¶ … Guys by Lefkowitz
Response to Chapter 2 ("Secrets") of Our Guys by Bernard Lefkowitz
The most accurate way I can describe my response to Chapter 2, "Secrets," within the book Our Guys by Bernard Lefkowitz (1997), is that, first, it gave me the willies to visualize, and imagine the primitive cruelties that privileged, supposedly civilized teenagers are capable of, and, second, that it gave me a sense of outrage.
Chapter 2 starts off with the demographics and residential history of Glen Ridge, an ironic setting for the crimes committed against Leslie. And that irony in fact makes the deeds all the more disgusting and appalling.
After reading about the gang rape of Leslie by this group of over-rated, malevolent, and immature high school jocks, my reaction was to feel incensed that this supposedly genteel and extremely civil community could host such crimes - but then it all made perfect sense: all too often, those raised in such a cliquish; overly-sheltered; chummy, clubby environment, where they are never held accountable for misdeeds or forced to atone for them, continue believing, on into adolescence and adulthood, that society's rules and limits simply do not apply to them.
As I read through Chapter 2, it also reminded me of the worst aspects my own school experiences, seeing other kids harassed; not wanting to join the popular groups because they seemed silly, and yet being incredibly, unceasingly, self-conscious. For many kids, but especially slow or handicapped ones like Leslie, the teen years are such a pitiless time in general, in so many ways. Throughout this chapter I kept feeling increasingly sorry for Leslie, who suffered the derision of other kids and put up with it so they might like her.
The chapter also underscored for me of how cruel and non-reflective young people, especially in peer groups, can be, unless taught otherwise. Kevin, Kyle, Chris and the others seemed never to have been held accountable for any of the destructive or illegal things they had done at school and elsewhere; so they must have believed that they would get away, similarly, with the gang rape of Leslie.
This group of teenagers reminded me a little bit of the group of boys marooned together on an island in William Golding's novel Lord of the Flies; like the boys on that island, the isolation and togetherness of the Glen Ridge high school jocks brings out the worst and most barbaric in all of them.
Glen Ridges's prized, more athletic than average but otherwise unexceptional teenage jocks, when all together in their tightly-knit peer group, want more than anything to impress each other, at any cost.

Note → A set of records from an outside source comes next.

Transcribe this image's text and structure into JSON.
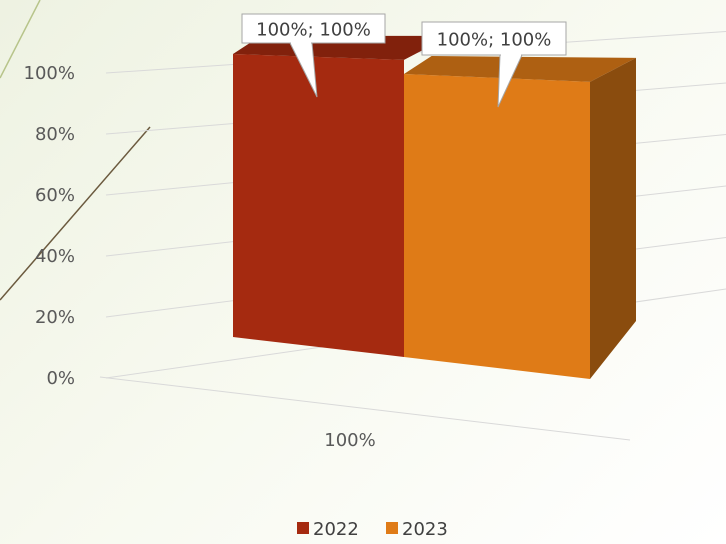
{
  "chart_data": {
    "type": "bar",
    "categories": [
      "100%"
    ],
    "series": [
      {
        "name": "2022",
        "values": [
          1.0
        ],
        "label": "100%; 100%",
        "color": "#a52a10"
      },
      {
        "name": "2023",
        "values": [
          1.0
        ],
        "label": "100%; 100%",
        "color": "#df7b17"
      }
    ],
    "yticks": [
      "0%",
      "20%",
      "40%",
      "60%",
      "80%",
      "100%"
    ],
    "ylim": [
      0,
      1
    ],
    "title": "",
    "xlabel": "",
    "ylabel": "",
    "grid": true,
    "legend": "bottom",
    "style": "3d-clustered-column"
  }
}
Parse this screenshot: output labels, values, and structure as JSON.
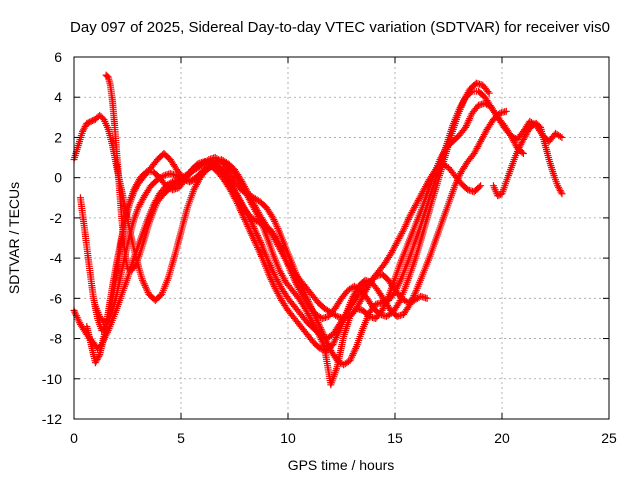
{
  "chart_data": {
    "type": "scatter",
    "title": "Day 097 of 2025, Sidereal Day-to-day VTEC variation (SDTVAR) for receiver vis0",
    "xlabel": "GPS time / hours",
    "ylabel": "SDTVAR / TECUs",
    "xlim": [
      0,
      25
    ],
    "ylim": [
      -12,
      6
    ],
    "xticks": [
      "0",
      "5",
      "10",
      "15",
      "20",
      "25"
    ],
    "yticks": [
      "-12",
      "-10",
      "-8",
      "-6",
      "-4",
      "-2",
      "0",
      "2",
      "4",
      "6"
    ],
    "grid": true,
    "marker": "plus",
    "series_color": "#ff0000",
    "series": [
      {
        "x": [
          0.0,
          0.3,
          0.6,
          0.9,
          1.1,
          1.3,
          1.6,
          1.9,
          2.2,
          2.5,
          2.8,
          3.1,
          3.4,
          3.7,
          4.0,
          4.3,
          4.6,
          4.9,
          5.2,
          5.5,
          5.8,
          6.1,
          6.4,
          6.7,
          7.0,
          7.3,
          7.6,
          7.9,
          8.2,
          8.5,
          8.8,
          9.1,
          9.4,
          9.7,
          10.0,
          10.3,
          10.6,
          10.9,
          11.2,
          11.5,
          11.8,
          12.1,
          12.4,
          12.7,
          13.0,
          13.3,
          13.6,
          13.9,
          14.2,
          14.5,
          14.8,
          15.1,
          15.4,
          15.7,
          16.0,
          16.3,
          16.6,
          16.9,
          17.2,
          17.5,
          17.8,
          18.1,
          18.4,
          18.7,
          19.0
        ],
        "y": [
          -6.6,
          -7.3,
          -7.8,
          -8.2,
          -8.5,
          -8.3,
          -7.6,
          -6.8,
          -5.9,
          -5.0,
          -4.0,
          -3.1,
          -2.2,
          -1.4,
          -0.8,
          -0.4,
          -0.2,
          -0.1,
          0.1,
          0.3,
          0.5,
          0.7,
          0.8,
          0.6,
          0.2,
          -0.3,
          -0.8,
          -1.4,
          -2.0,
          -2.7,
          -3.4,
          -4.2,
          -4.9,
          -5.5,
          -6.0,
          -6.4,
          -6.8,
          -7.2,
          -7.5,
          -7.8,
          -8.0,
          -7.8,
          -7.3,
          -6.8,
          -6.3,
          -5.8,
          -5.4,
          -5.1,
          -4.7,
          -4.3,
          -3.8,
          -3.2,
          -2.6,
          -1.9,
          -1.3,
          -0.7,
          -0.1,
          0.4,
          0.7,
          0.5,
          0.1,
          -0.3,
          -0.6,
          -0.7,
          -0.4
        ]
      },
      {
        "x": [
          0.0,
          0.2,
          0.4,
          0.6,
          0.8,
          1.0,
          1.2,
          1.4,
          1.6,
          1.8,
          2.0,
          2.3,
          2.6,
          2.9,
          3.2,
          3.5,
          3.8,
          4.1,
          4.4,
          4.7,
          5.0,
          5.3,
          5.6,
          5.9,
          6.2,
          6.5,
          6.8,
          7.1,
          7.4,
          7.7,
          8.0,
          8.3,
          8.6,
          8.9,
          9.2,
          9.5,
          9.8,
          10.1,
          10.4,
          10.7,
          11.0,
          11.3,
          11.6,
          11.9,
          12.2,
          12.5,
          12.8,
          13.1,
          13.4,
          13.7,
          14.0,
          14.3,
          14.6,
          14.9,
          15.2,
          15.5,
          15.8,
          16.1,
          16.4,
          16.7,
          17.0,
          17.3,
          17.6,
          17.9,
          18.2,
          18.5,
          18.8,
          19.1,
          19.4
        ],
        "y": [
          0.9,
          1.6,
          2.3,
          2.7,
          2.8,
          2.9,
          3.1,
          2.9,
          2.4,
          1.6,
          0.5,
          -1.0,
          -2.6,
          -4.0,
          -5.1,
          -5.8,
          -6.1,
          -5.8,
          -5.0,
          -3.9,
          -2.7,
          -1.5,
          -0.6,
          0.0,
          0.4,
          0.6,
          0.5,
          0.1,
          -0.5,
          -1.1,
          -1.6,
          -2.0,
          -2.2,
          -2.4,
          -2.6,
          -3.1,
          -3.8,
          -4.6,
          -5.3,
          -5.9,
          -6.4,
          -6.8,
          -7.0,
          -6.9,
          -6.5,
          -6.0,
          -5.6,
          -5.4,
          -5.6,
          -6.0,
          -6.5,
          -6.8,
          -6.9,
          -6.7,
          -6.2,
          -5.4,
          -4.5,
          -3.5,
          -2.4,
          -1.3,
          -0.2,
          0.9,
          2.0,
          3.0,
          3.8,
          4.4,
          4.7,
          4.6,
          4.2
        ]
      },
      {
        "x": [
          0.3,
          0.5,
          0.7,
          0.9,
          1.1,
          1.3,
          1.5,
          1.7,
          1.9,
          2.1,
          2.3,
          2.5,
          2.8,
          3.1,
          3.4,
          3.7,
          4.0,
          4.3,
          4.6,
          4.9,
          5.2,
          5.5,
          5.8,
          6.1,
          6.4,
          6.7,
          7.0,
          7.3,
          7.6,
          7.9,
          8.2,
          8.5,
          8.8,
          9.1,
          9.4,
          9.7,
          10.0,
          10.3,
          10.6,
          10.9,
          11.2,
          11.5,
          11.8,
          12.1,
          12.4,
          12.7,
          13.0,
          13.3,
          13.6,
          13.9,
          14.2,
          14.5,
          14.8,
          15.1,
          15.4,
          15.7,
          16.0,
          16.3,
          16.6,
          16.9,
          17.2,
          17.5,
          17.8,
          18.1,
          18.4,
          18.7,
          19.0,
          19.3,
          19.6,
          19.9,
          20.2
        ],
        "y": [
          -1.0,
          -2.6,
          -4.3,
          -5.9,
          -7.0,
          -7.6,
          -7.4,
          -6.6,
          -5.4,
          -4.0,
          -2.6,
          -1.5,
          -0.6,
          0.0,
          0.3,
          0.3,
          0.0,
          -0.4,
          -0.6,
          -0.5,
          -0.1,
          0.4,
          0.7,
          0.8,
          0.6,
          0.3,
          -0.1,
          -0.6,
          -1.2,
          -1.9,
          -2.6,
          -3.3,
          -4.0,
          -4.8,
          -5.5,
          -6.1,
          -6.6,
          -7.0,
          -7.4,
          -7.8,
          -8.2,
          -8.5,
          -8.6,
          -8.3,
          -7.6,
          -6.8,
          -6.0,
          -5.4,
          -5.1,
          -5.2,
          -5.6,
          -6.1,
          -6.6,
          -6.9,
          -6.8,
          -6.3,
          -5.6,
          -4.8,
          -4.0,
          -3.1,
          -2.2,
          -1.3,
          -0.4,
          0.3,
          0.8,
          1.2,
          1.8,
          2.4,
          2.9,
          3.2,
          3.3
        ]
      },
      {
        "x": [
          1.5,
          1.6,
          1.7,
          1.8,
          1.9,
          2.0,
          2.1,
          2.2,
          2.3,
          2.4,
          2.5,
          2.7,
          2.9,
          3.1,
          3.3,
          3.5,
          3.7,
          3.9,
          4.2,
          4.5,
          4.8,
          5.1,
          5.4,
          5.7,
          6.0,
          6.3,
          6.6,
          6.9,
          7.2,
          7.5,
          7.8,
          8.1,
          8.4,
          8.7,
          9.0,
          9.3,
          9.6,
          9.9,
          10.2,
          10.5,
          10.8,
          11.1,
          11.4,
          11.7,
          12.0,
          12.3,
          12.6,
          12.9,
          13.2,
          13.5,
          13.8,
          14.1,
          14.4,
          14.7,
          15.0,
          15.3,
          15.6,
          15.9,
          16.2,
          16.5,
          16.8,
          17.1,
          17.4,
          17.7,
          18.0,
          18.3,
          18.6,
          18.9,
          19.2,
          19.5,
          19.8,
          20.1,
          20.4,
          20.7,
          21.0
        ],
        "y": [
          5.1,
          5.0,
          4.6,
          3.8,
          2.6,
          1.2,
          -0.2,
          -1.6,
          -2.9,
          -3.9,
          -4.5,
          -4.6,
          -4.3,
          -3.7,
          -3.0,
          -2.3,
          -1.7,
          -1.2,
          -0.8,
          -0.5,
          -0.3,
          -0.1,
          0.2,
          0.5,
          0.7,
          0.9,
          1.0,
          0.8,
          0.3,
          -0.2,
          -0.6,
          -0.8,
          -1.0,
          -1.2,
          -1.5,
          -2.0,
          -2.7,
          -3.5,
          -4.3,
          -5.1,
          -5.8,
          -6.5,
          -7.2,
          -7.9,
          -8.6,
          -9.1,
          -9.3,
          -9.1,
          -8.4,
          -7.5,
          -6.7,
          -6.3,
          -6.2,
          -6.1,
          -5.7,
          -5.0,
          -4.2,
          -3.3,
          -2.4,
          -1.4,
          -0.4,
          0.6,
          1.6,
          2.6,
          3.4,
          4.0,
          4.3,
          4.3,
          4.0,
          3.5,
          3.0,
          2.6,
          2.1,
          1.5,
          1.2
        ]
      },
      {
        "x": [
          0.6,
          0.8,
          1.0,
          1.2,
          1.4,
          1.6,
          1.8,
          2.0,
          2.2,
          2.4,
          2.6,
          2.8,
          3.0,
          3.3,
          3.6,
          3.9,
          4.2,
          4.5,
          4.8,
          5.1,
          5.4,
          5.7,
          6.0,
          6.3,
          6.6,
          6.9,
          7.2,
          7.5,
          7.8,
          8.1,
          8.4,
          8.7,
          9.0,
          9.3,
          9.6,
          9.9,
          10.2,
          10.5,
          10.8,
          11.1,
          11.4,
          11.7,
          12.0,
          12.3,
          12.6,
          12.9,
          13.2,
          13.5,
          13.8,
          14.1,
          14.4,
          14.7,
          15.0,
          15.3,
          15.6,
          15.9,
          16.2,
          16.5,
          16.8,
          17.1,
          17.4,
          17.7,
          18.0,
          18.3,
          18.6,
          18.9,
          19.2,
          19.5,
          19.8,
          20.1,
          20.4,
          20.7,
          21.0,
          21.3,
          21.6,
          21.9,
          22.2,
          22.5,
          22.8
        ],
        "y": [
          -7.4,
          -8.3,
          -9.2,
          -8.8,
          -7.9,
          -6.7,
          -5.4,
          -4.2,
          -3.1,
          -2.1,
          -1.3,
          -0.7,
          -0.3,
          0.1,
          0.5,
          0.9,
          1.2,
          0.9,
          0.4,
          0.0,
          -0.2,
          -0.1,
          0.2,
          0.5,
          0.7,
          0.8,
          0.6,
          0.2,
          -0.3,
          -0.9,
          -1.5,
          -2.1,
          -2.9,
          -3.8,
          -4.6,
          -5.2,
          -5.6,
          -6.0,
          -6.5,
          -7.1,
          -7.7,
          -8.4,
          -10.3,
          -9.4,
          -7.9,
          -6.9,
          -6.5,
          -6.6,
          -6.9,
          -7.0,
          -6.6,
          -5.9,
          -5.0,
          -4.1,
          -3.3,
          -2.5,
          -1.7,
          -0.8,
          0.1,
          0.9,
          1.5,
          1.8,
          2.1,
          2.5,
          3.2,
          3.6,
          3.7,
          3.5,
          3.0,
          2.5,
          2.1,
          1.9,
          2.3,
          2.8,
          2.6,
          2.1,
          1.8,
          2.2,
          2.0
        ]
      },
      {
        "x": [
          1.0,
          1.2,
          1.4,
          1.6,
          1.8,
          2.0,
          2.2,
          2.4,
          2.6,
          2.8,
          3.0,
          3.3,
          3.6,
          3.9,
          4.2,
          4.5,
          4.8,
          5.1,
          5.4,
          5.7,
          6.0,
          6.3,
          6.6,
          6.9,
          7.2,
          7.5,
          7.8,
          8.1,
          8.4,
          8.7,
          9.0,
          9.3,
          9.6,
          9.9,
          10.2,
          10.5,
          10.8,
          11.1,
          11.4,
          11.7,
          12.0,
          12.3,
          12.6,
          12.9,
          13.2,
          13.5,
          13.8,
          14.1,
          14.4,
          14.7,
          15.0,
          15.3,
          15.6,
          15.9,
          16.2,
          16.5
        ],
        "y": [
          -6.4,
          -6.9,
          -7.2,
          -7.1,
          -6.6,
          -5.8,
          -4.8,
          -3.8,
          -2.9,
          -2.1,
          -1.5,
          -0.9,
          -0.4,
          -0.1,
          0.1,
          0.2,
          0.1,
          -0.1,
          -0.2,
          0.0,
          0.3,
          0.6,
          0.8,
          0.9,
          0.7,
          0.4,
          -0.1,
          -0.7,
          -1.3,
          -1.9,
          -2.4,
          -2.9,
          -3.5,
          -4.1,
          -4.6,
          -5.0,
          -5.4,
          -5.8,
          -6.2,
          -6.5,
          -6.7,
          -6.9,
          -7.0,
          -6.9,
          -6.5,
          -5.9,
          -5.3,
          -4.9,
          -4.8,
          -5.1,
          -5.6,
          -6.0,
          -6.2,
          -6.1,
          -5.9,
          -6.0
        ]
      },
      {
        "x": [
          19.6,
          19.8,
          20.0,
          20.2,
          20.4,
          20.6,
          20.8,
          21.0,
          21.2,
          21.4,
          21.6,
          21.8,
          22.0,
          22.2,
          22.4,
          22.6,
          22.8
        ],
        "y": [
          -0.4,
          -0.9,
          -0.8,
          -0.2,
          0.4,
          1.0,
          1.5,
          1.9,
          2.3,
          2.6,
          2.7,
          2.5,
          1.7,
          0.9,
          0.2,
          -0.4,
          -0.8
        ]
      }
    ]
  }
}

It broke my heart visualizing Leslie at the various stages of her life in Glen Ridge, at age five; at age seven; at age 11 or 12, when she was first molested by Michael Barone. This chapter also reminded me of how often that relatively privileged people, with these spoiled, overly-entitled jocks being an example, despite a veneer of outer civility, believe that rules and laws actually do not apply to them. They believe, as this group of young men did, that if they break the law they will be entitled to get away with it, since they are "special." All too often, moreover, that is exactly what happens. The main feeling that I have from reading Chapter 2, then, and from reading this whole book, is one of enormous indignation and outrage.
This case of these young men of Glen Ridge reminded me in some respects of the murder by the then-teenaged Michael Skakel (the late Senator Robert F. Kennedy's widow's nephew), of a girl in his own upper-crust New England neighborhood. After that killing Michael Skakel was protected by his wealthy family, for years, following his murder of this girl with a golf club when he was 15 years old. And the wealth and privilege of the family made it entirely possible for Michael's crime to be covered up. Only as a result of his own bragging to someone, as an adult, about how he had gotten away with murder because of his family connections, was Michael Skakel ever brought to justice for this crime. People like this are sometimes so arrogant that they feel they can even brag about committing crimes and remain scot-free, while poorer people, sometimes even those who did not commit crimes, go to prison for lack of a pricey defense in court.
This chapter made me feels angry about the sharp divisions among privileged and more ordinary citizens, when it comes to criminal justice. The successful Glen Ridge parents of these teenaged miscreants were always almost militantly determined, even long before Leslie was raped by their sons, to deny, deflect, hide, and obfuscate their children's misdeeds - at school, at the country club they nearly ruined, on the playing field, and elsewhere.